Last Updated: 26 Feb 2021 | 8 min read
For several years, Apache Cordova and PhoneGap have been the leading frameworks for creating cross-platform mobile apps using HTML. However, many developers say that they are the same. When you look at them from the perspective of core capabilities, they do appear similar. Then again, it doesn’t mean subtle differences can’t exist between them. This write-up will attempt to uncover and explain those differences to you.
The worldwide mobile app development community says that Apache Cordova and PhoneGap are the same. In a way, if you hire dedicated PhoneGap mobile app programmers, you get the facilities that Apache Cordova has to offer. Your goal of hiring PhoneGap developers is to create an application that will work seamlessly on every existing mobile platform, including iOS, Android, and Windows. Then again, you have to acknowledge the fact that building an app isn’t possible without a framework.

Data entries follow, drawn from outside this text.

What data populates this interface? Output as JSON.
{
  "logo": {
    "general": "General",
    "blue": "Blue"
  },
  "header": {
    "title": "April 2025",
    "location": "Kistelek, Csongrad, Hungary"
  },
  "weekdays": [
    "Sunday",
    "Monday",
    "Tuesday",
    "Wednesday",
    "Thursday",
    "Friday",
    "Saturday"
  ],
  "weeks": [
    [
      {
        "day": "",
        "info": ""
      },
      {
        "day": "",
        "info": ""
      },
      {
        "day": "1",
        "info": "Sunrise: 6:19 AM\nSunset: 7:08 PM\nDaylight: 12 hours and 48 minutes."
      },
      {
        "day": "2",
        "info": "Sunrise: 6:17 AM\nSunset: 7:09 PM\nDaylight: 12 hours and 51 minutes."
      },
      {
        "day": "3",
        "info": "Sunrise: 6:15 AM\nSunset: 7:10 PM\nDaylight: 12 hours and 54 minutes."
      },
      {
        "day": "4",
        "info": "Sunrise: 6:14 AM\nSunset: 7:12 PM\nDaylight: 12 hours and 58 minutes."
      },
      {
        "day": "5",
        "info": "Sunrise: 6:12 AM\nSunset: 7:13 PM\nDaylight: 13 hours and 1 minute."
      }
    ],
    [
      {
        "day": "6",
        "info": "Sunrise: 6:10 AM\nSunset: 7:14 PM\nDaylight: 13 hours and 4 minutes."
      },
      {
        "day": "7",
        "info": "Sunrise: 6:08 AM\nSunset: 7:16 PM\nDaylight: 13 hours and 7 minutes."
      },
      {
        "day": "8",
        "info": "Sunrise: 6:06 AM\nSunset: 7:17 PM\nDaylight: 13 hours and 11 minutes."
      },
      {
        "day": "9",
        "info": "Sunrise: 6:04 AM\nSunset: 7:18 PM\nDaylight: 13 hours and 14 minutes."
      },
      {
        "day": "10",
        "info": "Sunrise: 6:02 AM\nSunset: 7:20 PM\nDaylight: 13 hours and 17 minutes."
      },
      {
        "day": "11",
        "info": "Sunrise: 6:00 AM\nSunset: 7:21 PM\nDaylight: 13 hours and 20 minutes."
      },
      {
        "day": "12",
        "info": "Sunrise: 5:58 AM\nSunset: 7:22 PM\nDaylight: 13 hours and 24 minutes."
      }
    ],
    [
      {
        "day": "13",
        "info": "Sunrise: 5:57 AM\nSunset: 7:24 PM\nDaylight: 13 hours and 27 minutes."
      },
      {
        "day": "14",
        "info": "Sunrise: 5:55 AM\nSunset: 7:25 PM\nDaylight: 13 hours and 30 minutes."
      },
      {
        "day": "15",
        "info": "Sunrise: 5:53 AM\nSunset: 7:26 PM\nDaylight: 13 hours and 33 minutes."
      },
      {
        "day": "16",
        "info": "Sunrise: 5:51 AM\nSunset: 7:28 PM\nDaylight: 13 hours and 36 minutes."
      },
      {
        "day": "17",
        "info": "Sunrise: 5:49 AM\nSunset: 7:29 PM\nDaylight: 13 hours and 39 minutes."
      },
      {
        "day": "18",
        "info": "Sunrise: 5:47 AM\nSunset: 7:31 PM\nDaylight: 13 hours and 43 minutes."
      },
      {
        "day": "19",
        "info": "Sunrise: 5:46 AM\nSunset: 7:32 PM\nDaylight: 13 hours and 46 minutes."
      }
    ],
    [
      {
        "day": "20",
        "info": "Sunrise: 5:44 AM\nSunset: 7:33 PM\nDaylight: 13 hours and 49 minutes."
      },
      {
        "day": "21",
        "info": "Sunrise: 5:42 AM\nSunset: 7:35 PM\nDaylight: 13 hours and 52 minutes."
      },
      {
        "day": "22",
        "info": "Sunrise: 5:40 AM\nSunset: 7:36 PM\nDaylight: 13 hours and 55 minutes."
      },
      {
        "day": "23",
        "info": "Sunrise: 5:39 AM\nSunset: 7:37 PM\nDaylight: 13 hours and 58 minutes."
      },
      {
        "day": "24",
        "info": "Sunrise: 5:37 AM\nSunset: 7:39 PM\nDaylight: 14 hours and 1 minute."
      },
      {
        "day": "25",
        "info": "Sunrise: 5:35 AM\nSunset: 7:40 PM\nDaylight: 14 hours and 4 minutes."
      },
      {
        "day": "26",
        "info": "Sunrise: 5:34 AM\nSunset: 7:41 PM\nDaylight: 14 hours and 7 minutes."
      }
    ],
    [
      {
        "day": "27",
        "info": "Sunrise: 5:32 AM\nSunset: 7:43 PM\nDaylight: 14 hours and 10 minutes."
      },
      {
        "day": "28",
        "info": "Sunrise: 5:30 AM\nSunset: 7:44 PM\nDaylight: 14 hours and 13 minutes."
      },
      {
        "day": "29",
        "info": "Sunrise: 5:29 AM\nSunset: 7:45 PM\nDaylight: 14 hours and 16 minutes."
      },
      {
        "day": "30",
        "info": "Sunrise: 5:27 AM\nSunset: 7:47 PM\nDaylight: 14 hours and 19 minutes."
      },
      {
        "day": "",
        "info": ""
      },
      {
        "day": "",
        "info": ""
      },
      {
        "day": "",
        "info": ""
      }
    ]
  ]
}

Cordova or Apache Cordova is a cross-platform app development framework designed by Nitobi. However, Adobe Systems acquired Nitobi in October 2011 and changed Cordova to PhoneGap. After that event, Adobe delegated PhoneGap’s codebase to Apache Software Foundation for incubation. PhoneGap morphed into Cordova under Apache’s ownership to make it work for large business houses and organizations and to maintain transparent governance. Cordova is like an engine that provides power to the PhoneGap framework. The relationship between the two is the same thing shared between WebKit and Safari or Chrome. It’s the best place for those interesting in contributing to the open-source projects of PhoneGap.
Now that you know a thing or two about Cordova and PhoneGap, it’s time to take a look at the differences separating them.
(3) Platforms: PhoneGap makes things simpler for developers to build platform-independent applications or hybrid apps thereby reducing the time-consuming process of learning platform-specific APIs and languages. It’s also incredibly flexible, which makes developing apps for devices powered by iOS, Windows, Android, BlackBerry, Amazon Fire OS, and every other platform simpler.
Cordova ensures that the app works on all Android devices. Then again, developers need an actual Apple device to fully examine all the device’s features to wrap it up for iOS. Though, it’s also possible to test most of the features using the iOS simulator installed with iOS SDK and Xcode.